We must get back to different thoughts in the dugout and on the field. "I'm gonna see something up I can drive with that runner on third and do my job," would be a welcome example of a positive thought. Too often, some of our guys have looked like cartoons with thought bubbles over their heads containing words like, "I hope he doesn't drag or push bunt here. That guy is fast." When they can replace those thoughts with, "I'm ready. Go ahead, try to bunt on me," we're going to have a better chance at making plays. We decrease our chances for success if we're in the batter's box thinking about anything other than the pitch. We increase our chances of failure if we allow ourselves to feel self pity. We don't help when we choose to not be upbeat and positive.

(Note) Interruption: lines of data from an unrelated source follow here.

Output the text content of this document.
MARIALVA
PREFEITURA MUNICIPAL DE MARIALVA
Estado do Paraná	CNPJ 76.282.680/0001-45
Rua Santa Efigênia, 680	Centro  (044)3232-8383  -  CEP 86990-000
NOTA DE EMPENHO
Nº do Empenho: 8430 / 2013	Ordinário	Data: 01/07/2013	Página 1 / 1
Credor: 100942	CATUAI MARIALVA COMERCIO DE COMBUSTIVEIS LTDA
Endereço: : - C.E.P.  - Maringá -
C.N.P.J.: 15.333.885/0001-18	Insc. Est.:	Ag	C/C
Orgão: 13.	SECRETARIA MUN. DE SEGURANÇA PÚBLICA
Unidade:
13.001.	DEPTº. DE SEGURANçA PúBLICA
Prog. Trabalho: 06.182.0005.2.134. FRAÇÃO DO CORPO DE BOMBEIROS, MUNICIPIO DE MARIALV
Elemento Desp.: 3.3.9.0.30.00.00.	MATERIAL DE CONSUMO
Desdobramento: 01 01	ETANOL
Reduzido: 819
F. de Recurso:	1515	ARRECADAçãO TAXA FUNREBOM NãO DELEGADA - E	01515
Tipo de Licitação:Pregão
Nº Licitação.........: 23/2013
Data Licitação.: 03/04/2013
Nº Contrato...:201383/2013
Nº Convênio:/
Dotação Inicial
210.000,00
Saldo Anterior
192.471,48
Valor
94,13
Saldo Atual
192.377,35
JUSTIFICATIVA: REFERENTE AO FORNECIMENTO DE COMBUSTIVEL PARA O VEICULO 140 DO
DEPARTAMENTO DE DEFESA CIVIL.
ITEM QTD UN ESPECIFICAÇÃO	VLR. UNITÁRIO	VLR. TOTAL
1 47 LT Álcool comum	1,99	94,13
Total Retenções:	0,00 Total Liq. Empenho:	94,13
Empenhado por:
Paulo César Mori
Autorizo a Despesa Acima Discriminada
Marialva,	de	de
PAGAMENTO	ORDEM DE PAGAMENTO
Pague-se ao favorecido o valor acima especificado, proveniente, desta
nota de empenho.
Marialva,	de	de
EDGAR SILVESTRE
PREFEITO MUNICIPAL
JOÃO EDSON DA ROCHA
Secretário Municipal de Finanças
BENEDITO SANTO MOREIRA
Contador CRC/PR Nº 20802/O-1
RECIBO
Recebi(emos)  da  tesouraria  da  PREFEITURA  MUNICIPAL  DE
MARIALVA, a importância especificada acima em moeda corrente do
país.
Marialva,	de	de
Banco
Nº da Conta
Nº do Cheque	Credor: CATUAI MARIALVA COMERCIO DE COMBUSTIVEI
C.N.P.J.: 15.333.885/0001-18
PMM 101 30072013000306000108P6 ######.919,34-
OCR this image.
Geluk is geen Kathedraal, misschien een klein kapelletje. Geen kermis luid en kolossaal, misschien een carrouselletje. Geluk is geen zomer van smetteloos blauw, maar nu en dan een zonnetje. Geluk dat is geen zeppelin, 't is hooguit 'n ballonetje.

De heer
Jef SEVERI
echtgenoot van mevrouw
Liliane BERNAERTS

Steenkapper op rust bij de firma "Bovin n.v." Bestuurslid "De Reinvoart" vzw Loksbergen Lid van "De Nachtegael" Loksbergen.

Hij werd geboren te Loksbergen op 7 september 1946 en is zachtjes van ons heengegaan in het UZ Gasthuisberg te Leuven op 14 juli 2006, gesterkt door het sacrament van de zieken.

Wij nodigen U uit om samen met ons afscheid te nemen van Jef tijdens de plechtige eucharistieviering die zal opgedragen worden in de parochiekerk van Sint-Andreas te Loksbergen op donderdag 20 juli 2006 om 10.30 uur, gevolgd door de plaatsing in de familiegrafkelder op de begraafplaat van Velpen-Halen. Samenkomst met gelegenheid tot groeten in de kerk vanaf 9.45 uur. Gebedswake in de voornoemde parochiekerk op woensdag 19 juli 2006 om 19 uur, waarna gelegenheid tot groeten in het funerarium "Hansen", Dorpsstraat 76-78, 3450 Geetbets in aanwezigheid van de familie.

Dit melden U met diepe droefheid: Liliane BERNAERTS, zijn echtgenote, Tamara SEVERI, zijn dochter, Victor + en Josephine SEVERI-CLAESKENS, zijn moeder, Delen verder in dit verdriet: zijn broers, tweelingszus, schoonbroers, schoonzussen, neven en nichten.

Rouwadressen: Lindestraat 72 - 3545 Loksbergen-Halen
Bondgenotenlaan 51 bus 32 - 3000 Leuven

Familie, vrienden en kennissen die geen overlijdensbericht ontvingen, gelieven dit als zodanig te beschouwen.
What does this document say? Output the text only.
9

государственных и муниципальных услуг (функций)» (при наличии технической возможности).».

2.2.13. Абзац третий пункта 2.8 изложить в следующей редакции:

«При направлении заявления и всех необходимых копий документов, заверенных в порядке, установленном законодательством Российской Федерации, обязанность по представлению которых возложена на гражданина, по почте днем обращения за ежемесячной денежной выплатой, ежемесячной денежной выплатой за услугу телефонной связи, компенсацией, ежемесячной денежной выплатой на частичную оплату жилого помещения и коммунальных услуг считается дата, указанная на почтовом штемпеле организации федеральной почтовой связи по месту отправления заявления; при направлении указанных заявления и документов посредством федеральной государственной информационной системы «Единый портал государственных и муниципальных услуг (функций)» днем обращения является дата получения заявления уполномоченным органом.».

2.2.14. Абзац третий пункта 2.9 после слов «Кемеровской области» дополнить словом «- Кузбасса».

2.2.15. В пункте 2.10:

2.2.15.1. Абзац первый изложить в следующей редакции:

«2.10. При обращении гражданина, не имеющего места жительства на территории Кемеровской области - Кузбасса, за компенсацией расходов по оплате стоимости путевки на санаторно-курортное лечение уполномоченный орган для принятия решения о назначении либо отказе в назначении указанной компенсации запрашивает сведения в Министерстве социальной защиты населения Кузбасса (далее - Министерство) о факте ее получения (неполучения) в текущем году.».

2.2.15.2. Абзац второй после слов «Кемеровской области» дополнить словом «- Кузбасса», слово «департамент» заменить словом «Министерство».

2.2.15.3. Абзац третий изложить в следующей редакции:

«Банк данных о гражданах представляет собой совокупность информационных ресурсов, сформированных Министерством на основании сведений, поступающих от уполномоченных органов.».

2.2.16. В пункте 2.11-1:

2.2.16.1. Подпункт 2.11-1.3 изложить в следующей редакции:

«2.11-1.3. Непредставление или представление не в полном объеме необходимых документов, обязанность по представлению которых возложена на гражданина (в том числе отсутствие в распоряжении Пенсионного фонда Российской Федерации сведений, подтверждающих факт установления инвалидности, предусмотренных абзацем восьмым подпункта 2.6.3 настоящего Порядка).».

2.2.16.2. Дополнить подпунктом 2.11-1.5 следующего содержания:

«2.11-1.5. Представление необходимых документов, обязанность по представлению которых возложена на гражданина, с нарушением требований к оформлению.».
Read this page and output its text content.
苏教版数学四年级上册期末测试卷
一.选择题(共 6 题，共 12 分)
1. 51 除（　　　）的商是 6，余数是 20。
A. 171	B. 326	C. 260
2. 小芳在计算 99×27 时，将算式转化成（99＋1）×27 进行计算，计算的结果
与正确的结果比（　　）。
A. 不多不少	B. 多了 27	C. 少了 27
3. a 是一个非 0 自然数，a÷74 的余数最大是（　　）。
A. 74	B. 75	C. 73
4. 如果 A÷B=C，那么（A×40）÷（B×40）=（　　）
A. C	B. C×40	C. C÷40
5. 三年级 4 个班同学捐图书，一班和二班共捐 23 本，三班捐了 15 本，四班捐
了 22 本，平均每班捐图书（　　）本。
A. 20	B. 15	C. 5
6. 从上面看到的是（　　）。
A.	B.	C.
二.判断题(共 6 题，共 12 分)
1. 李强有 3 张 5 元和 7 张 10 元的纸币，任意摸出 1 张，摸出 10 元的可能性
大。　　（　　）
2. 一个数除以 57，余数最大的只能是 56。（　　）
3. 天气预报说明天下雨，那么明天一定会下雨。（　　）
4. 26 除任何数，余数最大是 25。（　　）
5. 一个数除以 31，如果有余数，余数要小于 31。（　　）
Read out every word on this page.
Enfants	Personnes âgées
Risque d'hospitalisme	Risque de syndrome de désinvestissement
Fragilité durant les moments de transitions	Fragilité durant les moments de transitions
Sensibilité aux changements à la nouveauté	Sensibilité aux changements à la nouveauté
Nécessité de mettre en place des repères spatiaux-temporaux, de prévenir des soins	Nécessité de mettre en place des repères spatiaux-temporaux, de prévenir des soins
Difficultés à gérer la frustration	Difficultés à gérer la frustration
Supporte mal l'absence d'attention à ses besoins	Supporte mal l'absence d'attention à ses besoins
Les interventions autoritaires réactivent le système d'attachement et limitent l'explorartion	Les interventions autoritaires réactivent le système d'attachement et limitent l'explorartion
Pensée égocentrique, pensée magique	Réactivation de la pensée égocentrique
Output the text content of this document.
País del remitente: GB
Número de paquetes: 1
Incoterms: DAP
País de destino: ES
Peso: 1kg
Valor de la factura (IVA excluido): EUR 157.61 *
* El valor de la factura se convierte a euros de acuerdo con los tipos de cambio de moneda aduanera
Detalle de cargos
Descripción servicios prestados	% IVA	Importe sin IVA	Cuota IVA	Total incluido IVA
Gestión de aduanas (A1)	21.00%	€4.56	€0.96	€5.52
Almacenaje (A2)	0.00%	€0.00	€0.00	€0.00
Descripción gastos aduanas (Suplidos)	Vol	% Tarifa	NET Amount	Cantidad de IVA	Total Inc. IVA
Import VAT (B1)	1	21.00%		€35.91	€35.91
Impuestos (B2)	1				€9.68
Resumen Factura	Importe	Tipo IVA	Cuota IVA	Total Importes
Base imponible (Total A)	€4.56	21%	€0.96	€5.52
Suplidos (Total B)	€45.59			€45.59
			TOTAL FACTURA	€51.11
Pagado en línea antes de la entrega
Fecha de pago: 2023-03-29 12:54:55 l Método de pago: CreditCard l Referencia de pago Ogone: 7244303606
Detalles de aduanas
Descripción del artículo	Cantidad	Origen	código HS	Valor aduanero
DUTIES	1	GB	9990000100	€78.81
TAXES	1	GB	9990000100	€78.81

Over the last month, all of us have allowed things to interfere with a balanced perspective. Yet, just like omnipresent distractions, there are also cues all around us urging us to keep our perspective. We needn't look further than the televisions in our hotel rooms. In three different time zones, we've watched reports of a tsunami claiming thousands of lives, saw a young man with one leg win an NCAA wrestling championship, and witnessed another country go to war. Just Tuesday, a young man named David Plamondon died after being struck by a shuttle bus on campus. He studied to become a doctor here at UConn, liked to sing, and played baseball in an amateur league near his Massachusetts home in the summer. The tsunami victims and their families, Arizona State's Anthony Robles, Libyans, and the Plamondons have it tough. We get to coach and play baseball today.
When we keep it all in perspective, we've got it pretty good. All of our goals are attainable. By definition, an 8-9-1 baseball team is below average. But, that's not our perspective. It's time to make that perspective our reality.